The second part is the feeds. I have a number of blogs I’m subscribed to. There are also the people I follow on Twitter. On LinkedIn, a while ago I actively removed all my follows on my connections, and only retained ones for folks I trust. As I add new people, I similarly make a selection of those I know to trust, and ones who look interesting from a role, domain, location, or other diversity factor. An important element is to be active in selecting feeds, and even review your selections from time to time.
Sometimes, I’m looking for a specific answer, and it gets put into my work. Other times, it’s about processing something I’ve come across. It may lead me to diagramming, or writing up something, frequently both (as here). Diagramming is about trying to come to grip with conceptual relationships by mapping them to spatial ones. Writing is about creating a narrative around it.
Another thing I do is apply knowledge, that is put it into action. This can be in a design, or in writing something up. This is different than just writing, for me. That is, I’m not just explaining it, I’m using it in a solution.

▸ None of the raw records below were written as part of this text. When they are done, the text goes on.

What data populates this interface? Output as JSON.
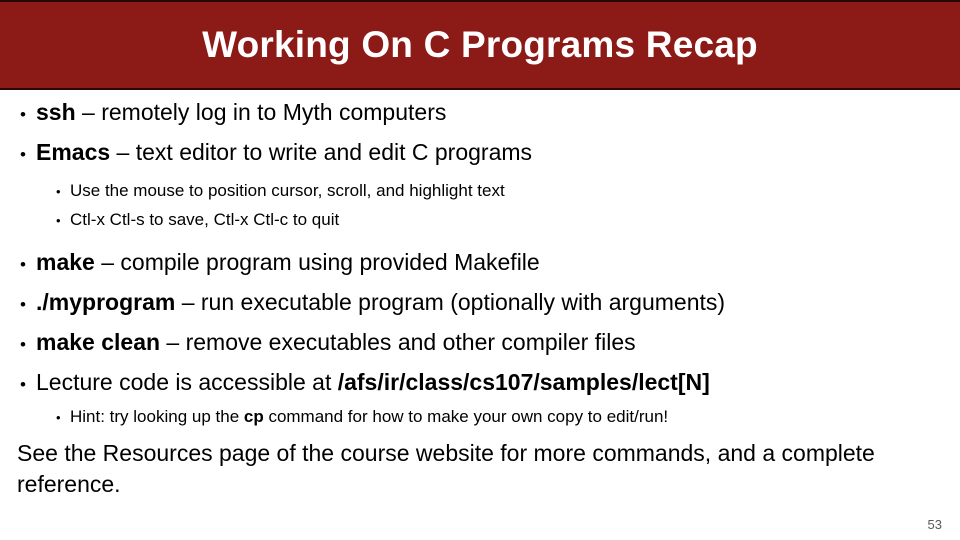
{
  "slide": {
    "title": "Working On C Programs Recap",
    "banner_color": "#8C1A17",
    "title_color": "#FFFFFF",
    "page_number": "53",
    "bullet_glyph": "•"
  },
  "bullets": [
    {
      "level": 1,
      "bold": "ssh",
      "rest": " – remotely log in to Myth computers",
      "pre": ""
    },
    {
      "level": 1,
      "bold": "Emacs",
      "rest": " – text editor to write and edit C programs",
      "pre": ""
    },
    {
      "level": 2,
      "bold": "",
      "rest": "Use the mouse to position cursor, scroll, and highlight text",
      "pre": ""
    },
    {
      "level": 2,
      "bold": "",
      "rest": "Ctl-x Ctl-s to save, Ctl-x Ctl-c to quit",
      "pre": ""
    },
    {
      "level": 1,
      "bold": "make",
      "rest": " – compile program using provided Makefile",
      "pre": ""
    },
    {
      "level": 1,
      "bold": "./myprogram",
      "rest": " – run executable program (optionally with arguments)",
      "pre": ""
    },
    {
      "level": 1,
      "bold": "make clean",
      "rest": " – remove executables and other compiler files",
      "pre": ""
    },
    {
      "level": 1,
      "bold": "/afs/ir/class/cs107/samples/lect[N]",
      "rest": "",
      "pre": "Lecture code is accessible at "
    },
    {
      "level": 2,
      "bold": "cp",
      "rest": " command for how to make your own copy to edit/run!",
      "pre": "Hint: try looking up the "
    }
  ],
  "closing": {
    "text": "See the Resources page of the course website for more commands, and a complete reference."
  }
}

To share, I do things like blog, do presentations and workshop, and write books. I also write articles, and sometimes just RT. Harold mentioned, during the session, that sharing should be more than just passing it on, but also adding value. However, I do sometimes just like or share things, thinking spreading it to a different audience is value. If you’re not too prolific in your output, I reckon that the selected shares add value. Of course, in general if I pass things on I do try to make a note, such as when sharing someone else’s blog that I thought particularly valuable.
So that’s my process. It’s evolving, of course. We talked about how our approaches have changed; we’ve both dropped the quantity of posts, for instance. We’re also continually updating our tools, too. I’ve previously noted how comments that used to appear on my blog now appear on LinkedIn.
To be fair, it’s also worth noting that this approach scales. So workgroups and communities can do a similar approach to continually processing. Harold’s done it in orgs, and it factors nicely into social learning as well. One attendee immediately thought about how it could be used in training sessions!
So that’s a rough cut at my PKM process. I invite you to reflect on yours, and share it with Harold as well!